The proposed rule, published in the September 23 Federal Register, marks a significant shift for the board, which has historically adjudicated student unionization attempts one case at a time. The case-by-case process had resulted in a frequently shifting precedent, and the board stated that it hopes this new permanent rule will help provide some stability to both students and institutions.
The proposed rule is predicated on the assertion that the relationship between compensated student workers and their institutions is primarily educational, not economic. Thus, student workers cannot be “employees” within the meaning of section 2(3) of the National Labor Relations Act (NLRA) and cannot unionize. The NPRM cites adjudications dating back to a 1970 decision in which the board held that graduate student assistants should be excluded from a faculty bargaining unit on the basis that they are primarily students.
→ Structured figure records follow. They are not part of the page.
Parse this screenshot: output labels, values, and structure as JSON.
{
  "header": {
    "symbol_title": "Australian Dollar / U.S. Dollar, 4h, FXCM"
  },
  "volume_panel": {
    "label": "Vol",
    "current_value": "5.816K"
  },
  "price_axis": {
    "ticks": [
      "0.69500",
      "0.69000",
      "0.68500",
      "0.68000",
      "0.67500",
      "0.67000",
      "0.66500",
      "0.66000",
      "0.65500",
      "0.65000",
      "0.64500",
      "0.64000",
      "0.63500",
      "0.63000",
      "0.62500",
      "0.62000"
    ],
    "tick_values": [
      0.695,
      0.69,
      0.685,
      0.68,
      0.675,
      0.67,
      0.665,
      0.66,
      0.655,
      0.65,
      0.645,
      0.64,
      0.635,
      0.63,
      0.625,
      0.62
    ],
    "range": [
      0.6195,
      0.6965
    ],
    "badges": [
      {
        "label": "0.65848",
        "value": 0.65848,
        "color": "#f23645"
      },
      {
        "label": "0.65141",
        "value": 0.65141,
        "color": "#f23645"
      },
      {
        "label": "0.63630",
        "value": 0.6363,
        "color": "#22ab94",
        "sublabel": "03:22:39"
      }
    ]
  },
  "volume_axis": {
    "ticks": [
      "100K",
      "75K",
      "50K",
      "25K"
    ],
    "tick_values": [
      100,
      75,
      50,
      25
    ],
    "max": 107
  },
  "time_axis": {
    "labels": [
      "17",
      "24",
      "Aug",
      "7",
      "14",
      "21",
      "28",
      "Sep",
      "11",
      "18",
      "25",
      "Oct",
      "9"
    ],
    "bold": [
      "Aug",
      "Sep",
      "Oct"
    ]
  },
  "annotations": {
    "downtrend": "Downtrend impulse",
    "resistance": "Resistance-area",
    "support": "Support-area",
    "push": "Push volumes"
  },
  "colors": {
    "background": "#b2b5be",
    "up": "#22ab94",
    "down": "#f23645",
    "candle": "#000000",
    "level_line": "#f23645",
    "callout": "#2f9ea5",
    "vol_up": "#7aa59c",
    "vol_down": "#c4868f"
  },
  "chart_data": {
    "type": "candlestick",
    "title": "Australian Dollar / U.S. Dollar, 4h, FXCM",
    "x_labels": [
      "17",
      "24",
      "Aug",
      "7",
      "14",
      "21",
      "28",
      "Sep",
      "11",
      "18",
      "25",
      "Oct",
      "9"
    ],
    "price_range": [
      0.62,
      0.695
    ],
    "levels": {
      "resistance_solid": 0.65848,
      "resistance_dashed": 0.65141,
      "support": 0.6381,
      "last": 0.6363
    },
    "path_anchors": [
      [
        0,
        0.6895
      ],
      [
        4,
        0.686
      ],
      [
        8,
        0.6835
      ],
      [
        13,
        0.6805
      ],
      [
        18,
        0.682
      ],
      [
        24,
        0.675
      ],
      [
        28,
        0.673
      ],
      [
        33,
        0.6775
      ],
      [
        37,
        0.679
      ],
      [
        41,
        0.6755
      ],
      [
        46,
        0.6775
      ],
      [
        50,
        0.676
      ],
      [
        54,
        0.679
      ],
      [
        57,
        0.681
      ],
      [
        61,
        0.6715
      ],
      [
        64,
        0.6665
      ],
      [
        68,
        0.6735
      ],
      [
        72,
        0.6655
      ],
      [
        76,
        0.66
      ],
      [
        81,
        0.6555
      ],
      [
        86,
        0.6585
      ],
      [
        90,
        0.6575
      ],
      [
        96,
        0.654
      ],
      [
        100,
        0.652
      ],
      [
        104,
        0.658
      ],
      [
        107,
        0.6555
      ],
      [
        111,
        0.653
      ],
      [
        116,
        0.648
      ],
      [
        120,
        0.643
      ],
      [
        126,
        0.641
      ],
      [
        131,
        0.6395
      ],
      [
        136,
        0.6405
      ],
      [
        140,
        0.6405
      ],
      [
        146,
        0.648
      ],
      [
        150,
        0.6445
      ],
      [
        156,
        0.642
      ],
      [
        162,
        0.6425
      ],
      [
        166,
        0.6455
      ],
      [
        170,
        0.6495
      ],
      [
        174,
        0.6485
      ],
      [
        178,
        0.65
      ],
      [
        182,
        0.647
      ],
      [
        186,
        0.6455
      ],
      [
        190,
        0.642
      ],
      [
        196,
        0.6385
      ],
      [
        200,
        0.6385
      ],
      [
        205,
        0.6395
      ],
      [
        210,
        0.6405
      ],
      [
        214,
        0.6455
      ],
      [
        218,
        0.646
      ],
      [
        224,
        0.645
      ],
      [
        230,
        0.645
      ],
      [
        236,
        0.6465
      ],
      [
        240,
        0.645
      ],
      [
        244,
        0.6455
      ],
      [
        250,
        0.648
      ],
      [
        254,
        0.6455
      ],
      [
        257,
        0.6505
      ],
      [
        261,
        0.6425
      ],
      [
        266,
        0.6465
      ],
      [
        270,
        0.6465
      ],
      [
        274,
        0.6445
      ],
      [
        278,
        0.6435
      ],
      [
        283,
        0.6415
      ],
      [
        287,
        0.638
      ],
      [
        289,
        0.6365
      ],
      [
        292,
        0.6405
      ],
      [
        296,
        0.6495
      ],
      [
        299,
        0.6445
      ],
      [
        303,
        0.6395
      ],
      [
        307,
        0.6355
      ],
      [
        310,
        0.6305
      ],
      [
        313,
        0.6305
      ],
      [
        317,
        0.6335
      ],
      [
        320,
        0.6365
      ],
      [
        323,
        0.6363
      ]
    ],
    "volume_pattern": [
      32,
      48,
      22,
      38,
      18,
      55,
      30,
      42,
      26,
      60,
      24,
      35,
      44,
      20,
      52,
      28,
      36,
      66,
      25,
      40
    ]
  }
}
The proposed rule has support from three of the board’s four members. The dissenting member, whose term expires in December 2019, calls the basis for the rule a “made-up distinction” and asserts that the NLRA should recognize a common-law employment relationship between student workers and their institutions, as the board did in its 2016 decision.
Presently, there are five private institutions with graduate student unions and another four negotiating initial contracts. The board is accepting public comments until November 22.